Synchronously, the patient’s global assessment (PaGA), as presented in Table 6b, revealed that the treatment with DAP was much more satisfactory by the patients than MAP. The PaGA demonstrated that 70% of the patients were fully satisfied and only 30% were moderately satisfied with DAP treatment. On the other hand, only 20% were fully satisfied, 50% were moderately satisfied and 30% were slightly satisfied with the MAP treatment. Overall, ADA-OPTMS gel was particularly well tolerated and effective in this patient population of people with mild to moderate acne.
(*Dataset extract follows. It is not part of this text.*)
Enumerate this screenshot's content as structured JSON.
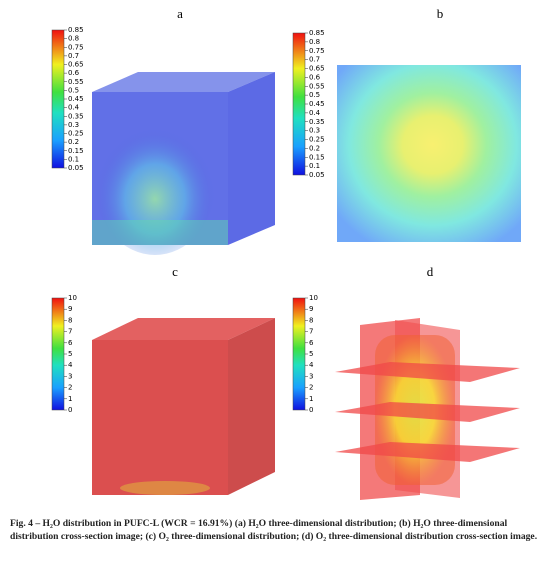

Both the commercially available adapalene and the ADA-OPTMS gel significantly improved the acne condition in the current clinical research over the course of the treatment period (12 weeks). The two therapies had a similar impact on inflammatory acne lesions. However, in reducing noninflammatory comedonal lesions, the ADA-OPTMS gel was identifiable from commercial adapalene, demonstrating its excellent comedolytic action. Additionally, it was clearly proven that this novel formulation had a remarkably minimal propensity for discomfort. Furthermore, the ADA-OPTMS gel was preferred by both the physicians and the patients in the treatment of acne disease, encouraging futuristic technology transfer.

Conclusion

The present study results revealed that the Eudragit RS100 percent in polymer mixture, organic phase volume, and drug (ADA) to polymer mixture percent indeed significantly influenced the dependent parameters, P. Y%, E.E.%, P.S., and Q24h, of the prepared adapalene-loaded microsponges. Additionally, BBD was successful in optimizing the preparation conditions for ADA-OPTMS, which were found to be 43.1% of EUD, 15 ml of DCM, and 70%:30% of ADA to polymer mixture percent. The optimized formula exhibited a homogeneous, spongy, spherical structure and attained biphasic controlled release. The incorporation of ADA-OPTMS in the hydrogel base was practical and had amiable characteristics. The following skin deposition studies both qualitatively and quantitatively demonstrated the targeted pattern of delivery of ADA from the MS with the highest confidence within the pilosebaceous units, the acne active site. Further in vivo investigations, together with histopathological and histochemical analysis, confirmed the superiority of the ADA-OPTMS gel compared with the market Adapalene gel in the treatment of acne conditions and subsiding the associated inflammatory conditions. Last, the previous results of efficacy were inveterate by the clinical study, along with the significant enhancement of tolerability and thus patient compliance. Accordingly, it could be concluded that the MS are an efficient carrier system for ADA and that the ADA-OPTMS-gel is competent in the targeted treatment of acne disease with plummeted side effects and systemic absorption, enhancing patient compliance compared to previously developed approaches for the delivery of adapalene. Thus, futuristic commercialization is envisioned.